The Thai authorities have said they are trying to deal with the problems besetting the fishing industry. But it is hard to see any positive progress. The International Migrant Organization report makes recommendations for actions to solve the problem of trafficking on Thai fishing boats including developing a legal and regulatory framework, prevention measures, and ways to prosecute in the case of bad treatment.

According to Robertson, the Thai government is not seriously considering any of these except the proposal for hiring reform, through a hiring hall arrangement, – “but unfortunately, I predict that will be a situation similar to the fox guarding the chickens, since the Thai government appears to be ceding day to day operational control over the proposed centers to the National Fishing Association of Thailand, an employers’ group which has a checkered record in dealing with the issue of human trafficking.  

For years, they have denied that it was happening, and now they are suddenly part of the solution – looks like the prescription for a whitewash of the situation to me, without likely really improvements occurring.”  

Andy Hall is an expert on migrant issues. He says there has been little effective antitrafficking and anti-exploitation programs enacted by the Thai authorities to genuinely address and improve the appalling situation of migrant workers, particularly from Myanmar and Cambodia, but also from Thailand itself and other countries, being blatantly and systematically abused on Thai fishing boats in Thai waters and outside of Thai waters.

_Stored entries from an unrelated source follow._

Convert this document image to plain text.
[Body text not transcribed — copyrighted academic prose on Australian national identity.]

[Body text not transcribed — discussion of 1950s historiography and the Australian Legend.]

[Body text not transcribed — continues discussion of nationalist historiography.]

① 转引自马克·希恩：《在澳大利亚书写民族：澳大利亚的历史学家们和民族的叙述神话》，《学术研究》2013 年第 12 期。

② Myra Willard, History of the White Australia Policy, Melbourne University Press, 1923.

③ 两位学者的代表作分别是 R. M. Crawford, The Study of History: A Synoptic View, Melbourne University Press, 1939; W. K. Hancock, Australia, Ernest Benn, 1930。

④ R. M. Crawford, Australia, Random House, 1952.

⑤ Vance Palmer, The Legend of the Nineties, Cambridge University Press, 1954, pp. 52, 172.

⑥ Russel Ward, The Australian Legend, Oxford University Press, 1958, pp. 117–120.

He says there has been a positive development in the drafting and enactment of a fishing regulation to bring these vulnerable workers more clearly within Thailand’s labor protection laws (Labour Protection Act 1998), but enacting more legislation is one necessary step, as without enforcement and addressing wider systematic abuse factors like poor recruitment practices, broker exploitation and law officials’ abuses of power, the legal changes will be
meaningless in practice.

There has been little sign so far that the Thai Government is addressing this problem as seriously and urgently as they should be, says Hall, given the amount of global export from Thailand of seafood products but also in view the global campaigns on trafficking and migrant abuse. There has not been enough pressure placed on Thailand by international consumers and governments who receive Thai fish also, he points out.

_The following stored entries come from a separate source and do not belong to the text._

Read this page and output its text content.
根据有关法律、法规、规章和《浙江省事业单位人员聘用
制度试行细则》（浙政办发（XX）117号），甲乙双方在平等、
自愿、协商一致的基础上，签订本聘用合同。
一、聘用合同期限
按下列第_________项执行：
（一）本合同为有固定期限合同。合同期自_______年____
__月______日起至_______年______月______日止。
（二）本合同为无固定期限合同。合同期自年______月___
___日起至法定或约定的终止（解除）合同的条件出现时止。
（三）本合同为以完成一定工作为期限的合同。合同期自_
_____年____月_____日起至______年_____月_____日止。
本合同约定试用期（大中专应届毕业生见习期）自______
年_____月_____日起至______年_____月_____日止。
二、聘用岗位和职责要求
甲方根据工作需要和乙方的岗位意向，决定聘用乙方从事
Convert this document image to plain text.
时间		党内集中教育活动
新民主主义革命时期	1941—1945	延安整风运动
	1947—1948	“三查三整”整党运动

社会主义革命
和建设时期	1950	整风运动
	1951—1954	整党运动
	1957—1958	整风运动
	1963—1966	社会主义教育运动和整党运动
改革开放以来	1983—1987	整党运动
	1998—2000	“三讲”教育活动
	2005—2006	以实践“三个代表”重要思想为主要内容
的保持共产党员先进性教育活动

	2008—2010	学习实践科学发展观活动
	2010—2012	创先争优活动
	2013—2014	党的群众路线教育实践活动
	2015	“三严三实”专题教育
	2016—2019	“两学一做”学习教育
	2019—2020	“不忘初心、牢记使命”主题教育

He says it is very difficult to address such challenges as the industry is essentially in practice not regulated, boats are not registered, workers are not registered, and these boats often travel to far away waters.

In addition, there continues to be no clear line of responsibility for related and overlapping authorities to take action on this issue. A serious overhaul of the fishing sector is needed, as is the recruitment processes used to find the much needed workers.
Migrants steering clear?

Although migrants from Myanmar like Wan Yan still appear to be seeking work on Thai fishing boats, the word may be getting out that it is far from a path to riches. The Thai fishing industry is struggling in terms of manpower, and with opportunities in Myanmar improving, though at slow speed, the longterm prognosis for people to man Thai boats is likely to grow bleaker. Hence action is needed.

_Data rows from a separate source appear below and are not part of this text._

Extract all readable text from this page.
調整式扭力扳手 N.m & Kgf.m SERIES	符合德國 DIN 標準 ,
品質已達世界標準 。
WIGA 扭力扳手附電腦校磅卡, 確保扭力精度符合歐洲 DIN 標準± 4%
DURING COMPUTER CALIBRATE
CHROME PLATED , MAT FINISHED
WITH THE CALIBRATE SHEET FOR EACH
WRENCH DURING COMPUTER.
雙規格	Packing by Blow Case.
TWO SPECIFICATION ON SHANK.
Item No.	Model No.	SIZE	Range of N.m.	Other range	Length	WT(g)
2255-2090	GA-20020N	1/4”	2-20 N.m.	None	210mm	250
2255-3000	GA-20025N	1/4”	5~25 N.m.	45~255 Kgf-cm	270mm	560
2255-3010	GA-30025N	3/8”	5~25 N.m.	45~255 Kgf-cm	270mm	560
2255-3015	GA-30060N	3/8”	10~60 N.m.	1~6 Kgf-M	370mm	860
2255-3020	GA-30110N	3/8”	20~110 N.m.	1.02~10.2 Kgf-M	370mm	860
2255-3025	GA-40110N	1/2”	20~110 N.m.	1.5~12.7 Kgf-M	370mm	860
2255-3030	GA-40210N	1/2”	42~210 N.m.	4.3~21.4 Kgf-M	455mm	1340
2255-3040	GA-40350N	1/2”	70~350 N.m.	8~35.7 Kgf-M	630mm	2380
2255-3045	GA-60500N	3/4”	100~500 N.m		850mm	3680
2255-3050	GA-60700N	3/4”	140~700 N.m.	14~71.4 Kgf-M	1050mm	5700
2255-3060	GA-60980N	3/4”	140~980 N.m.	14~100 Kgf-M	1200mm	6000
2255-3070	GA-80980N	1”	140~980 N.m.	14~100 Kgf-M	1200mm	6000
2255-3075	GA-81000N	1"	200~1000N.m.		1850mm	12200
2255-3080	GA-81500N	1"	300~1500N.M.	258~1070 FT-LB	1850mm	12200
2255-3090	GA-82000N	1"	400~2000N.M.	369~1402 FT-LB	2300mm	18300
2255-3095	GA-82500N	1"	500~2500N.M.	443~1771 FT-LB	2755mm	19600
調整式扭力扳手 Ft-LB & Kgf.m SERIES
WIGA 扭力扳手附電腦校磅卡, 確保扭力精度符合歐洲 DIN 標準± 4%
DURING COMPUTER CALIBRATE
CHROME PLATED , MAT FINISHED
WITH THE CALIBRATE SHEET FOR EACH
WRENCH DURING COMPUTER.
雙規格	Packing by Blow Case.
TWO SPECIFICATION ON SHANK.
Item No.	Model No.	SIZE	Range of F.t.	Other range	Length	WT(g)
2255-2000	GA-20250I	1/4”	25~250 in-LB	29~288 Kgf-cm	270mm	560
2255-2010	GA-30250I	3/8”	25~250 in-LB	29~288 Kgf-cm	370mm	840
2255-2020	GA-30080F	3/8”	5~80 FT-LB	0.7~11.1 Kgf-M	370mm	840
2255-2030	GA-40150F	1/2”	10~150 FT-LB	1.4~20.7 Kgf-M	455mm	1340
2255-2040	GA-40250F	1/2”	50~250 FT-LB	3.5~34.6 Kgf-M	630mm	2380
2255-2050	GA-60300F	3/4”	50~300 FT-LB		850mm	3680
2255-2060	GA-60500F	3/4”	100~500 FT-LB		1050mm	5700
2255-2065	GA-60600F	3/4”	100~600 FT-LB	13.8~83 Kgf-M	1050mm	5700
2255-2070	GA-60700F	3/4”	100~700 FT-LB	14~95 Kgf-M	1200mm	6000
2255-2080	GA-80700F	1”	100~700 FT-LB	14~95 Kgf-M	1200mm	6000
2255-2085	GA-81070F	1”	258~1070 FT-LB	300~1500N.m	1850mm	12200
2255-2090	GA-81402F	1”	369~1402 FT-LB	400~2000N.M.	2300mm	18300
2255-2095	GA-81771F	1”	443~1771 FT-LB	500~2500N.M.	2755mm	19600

Migrant workers from Bangladesh are said to be being brought in to ease the problem of labor shortages in the Thai fishing industry, to the tune of tens of thousands of workers. Whether or not the employment of Bangladeshi workers on fishing boats will receive due oversight remains to be seen. Judging by the record so far, the prospects do not look good.

As Wan Yan said, he and his fellow fishermen did not dare claim their salaries when their boat eventually did arrive in port. Those who complain, it is said, are often the ones who end up dead in the sea.